4. A conditioning system for fuel gas inlet to a gas turbine according to claim 1, it is characterized in that a heating steam flow control device is arranged on a connecting pipeline between one branch of the steam injection pipeline (4) and a steam inlet of the synthesis gas heater (15), the heating steam flow control device comprises a heating steam regulating valve (13), a heating steam controller (14) and a temperature measuring point arranged on a main synthetic gas pipeline (2), wherein the temperature measuring point is arranged at the downstream of a synthetic gas heater (15), the temperature control device is used for collecting a temperature value of a synthetic gas outlet of the synthetic gas heater (15) and transmitting the collected temperature value to the heating steam controller (14), and the heating steam controller (14) is used for comparing the received temperature value with a preset threshold value so as to control the opening degree of the heating steam regulating valve (13).

5. The regulating system for fuel gas admission to a gas turbine according to claim 1, characterized in that the connecting pipe between the other branch of the steam injection line (4) and the steam inlet of the laval nozzle (22) is provided with a steam flow control device comprising a steam regulating valve (19), a flow regulating valve (20), a calorific value regulating controller (33), a syngas flow rate point, a syngas component measuring point and a combustible gas component measuring point, wherein the syngas flow rate point, the syngas component measuring point and the combustible gas component measuring point are all arranged on the main syngas main line (2); both the flow measuring point of the synthetic gas and the measuring point of the synthetic gas component are arranged at the inlet of the synthetic gas heater (15) and are used for collecting the flow of combustible gas and the volume fraction of the gas component and transmitting the collected data to the heat value adjusting controller (33); a combustible gas component measuring point is arranged at the outlet of the Laval nozzle (22) and used for collecting the volume fraction of the combustible gas component in the synthesis gas after steam injection and transmitting the collected data to a heat value adjusting controller (33); the heat value adjusting controller (33) is used for calculating a flow target value of the injected steam according to the received data and transmitting the flow target value to the flow adjusting valve (20); the flow regulating valve (20) is used for collecting the steam flow at the outlet of the steam regulating valve (19), comparing the collected steam flow with the received flow target value, and further controlling the opening of the steam regulating valve (19).
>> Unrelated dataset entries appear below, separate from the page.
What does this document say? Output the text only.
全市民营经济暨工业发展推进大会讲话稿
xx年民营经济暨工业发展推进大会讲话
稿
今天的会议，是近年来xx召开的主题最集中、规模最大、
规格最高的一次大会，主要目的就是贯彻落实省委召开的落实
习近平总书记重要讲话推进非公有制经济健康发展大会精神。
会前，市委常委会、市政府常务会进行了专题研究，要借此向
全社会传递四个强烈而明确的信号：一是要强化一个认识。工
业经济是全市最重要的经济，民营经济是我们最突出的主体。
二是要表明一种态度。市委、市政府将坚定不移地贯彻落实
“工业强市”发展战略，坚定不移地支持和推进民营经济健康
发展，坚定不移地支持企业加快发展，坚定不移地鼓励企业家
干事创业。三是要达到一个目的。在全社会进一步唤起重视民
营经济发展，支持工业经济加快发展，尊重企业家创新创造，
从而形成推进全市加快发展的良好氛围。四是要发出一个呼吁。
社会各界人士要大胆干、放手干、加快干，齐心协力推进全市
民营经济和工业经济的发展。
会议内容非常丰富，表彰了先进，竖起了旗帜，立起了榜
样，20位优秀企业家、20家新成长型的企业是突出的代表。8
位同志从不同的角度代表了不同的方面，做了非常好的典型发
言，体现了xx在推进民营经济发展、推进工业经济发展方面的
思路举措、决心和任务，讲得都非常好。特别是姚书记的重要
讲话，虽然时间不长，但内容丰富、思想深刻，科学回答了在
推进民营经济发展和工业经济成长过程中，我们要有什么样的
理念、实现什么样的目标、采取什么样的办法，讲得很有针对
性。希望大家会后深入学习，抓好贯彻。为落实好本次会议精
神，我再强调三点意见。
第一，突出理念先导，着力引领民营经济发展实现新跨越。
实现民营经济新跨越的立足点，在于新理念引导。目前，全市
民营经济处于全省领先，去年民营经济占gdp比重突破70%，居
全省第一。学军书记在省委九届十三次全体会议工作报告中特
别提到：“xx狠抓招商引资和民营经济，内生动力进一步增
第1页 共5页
6. The regulating system for fuel gas inlet of a gas turbine according to claim 1, wherein a dirty nitrogen gas injection pipeline (3) is further arranged on the main synthetic gas pipeline (2), and a dirty nitrogen gas reverse flow valve (10), a dirty nitrogen gas stop valve (11) and a dirty nitrogen gas regulating valve (12) are sequentially arranged from upstream to downstream of the dirty nitrogen gas injection pipeline (3).
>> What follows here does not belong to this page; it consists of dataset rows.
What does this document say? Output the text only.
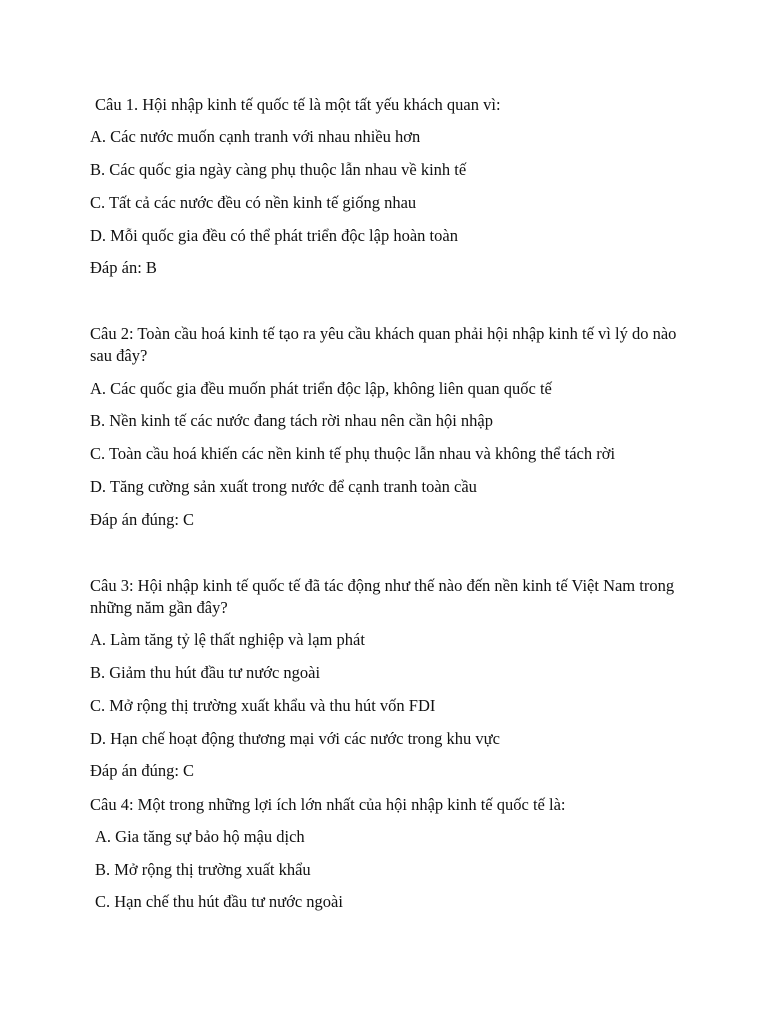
Câu 1. Hội nhập kinh tế quốc tế là một tất yếu khách quan vì:
A. Các nước muốn cạnh tranh với nhau nhiều hơn
B. Các quốc gia ngày càng phụ thuộc lẫn nhau về kinh tế
C. Tất cả các nước đều có nền kinh tế giống nhau
D. Mỗi quốc gia đều có thể phát triển độc lập hoàn toàn
Đáp án: B
Câu 2: Toàn cầu hoá kinh tế tạo ra yêu cầu khách quan phải hội nhập kinh tế vì lý do nào sau đây?
A. Các quốc gia đều muốn phát triển độc lập, không liên quan quốc tế
B. Nền kinh tế các nước đang tách rời nhau nên cần hội nhập
C. Toàn cầu hoá khiến các nền kinh tế phụ thuộc lẫn nhau và không thể tách rời
D. Tăng cường sản xuất trong nước để cạnh tranh toàn cầu
Đáp án đúng: C
Câu 3: Hội nhập kinh tế quốc tế đã tác động như thế nào đến nền kinh tế Việt Nam trong những năm gần đây?
A. Làm tăng tỷ lệ thất nghiệp và lạm phát
B. Giảm thu hút đầu tư nước ngoài
C. Mở rộng thị trường xuất khẩu và thu hút vốn FDI
D. Hạn chế hoạt động thương mại với các nước trong khu vực
Đáp án đúng: C
Câu 4: Một trong những lợi ích lớn nhất của hội nhập kinh tế quốc tế là:
A. Gia tăng sự bảo hộ mậu dịch
B. Mở rộng thị trường xuất khẩu
C. Hạn chế thu hút đầu tư nước ngoài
7. A system for regulating the admission of fuel gas to a gas turbine according to claim 1, characterised in that the syngas discharge line (26) consists of two parallel lines, both connected to the torches (31); the flow control device on the synthesis gas diffusing pipeline (26) comprises a bleeding controller (32), a first bleeding pipeline regulating valve (27), a second bleeding pipeline regulating valve (28) and a synthesis gas pressure measuring point arranged at the inlet of the main synthesis gas regulating valve (24), wherein the first bleeding pipeline regulating valve (27) and the second bleeding pipeline regulating valve (28) are respectively arranged on the two branch pipelines; the synthetic gas pressure measuring point is used for collecting the synthetic gas pressure injected into a burner (25) of the gas turbine and transmitting the collected pressure to the release controller (32), and the release controller (32) is used for comparing the received pressure value with a preset threshold value so as to control the opening degrees of the first release pipeline regulating valve (27) and the second release pipeline regulating valve (28).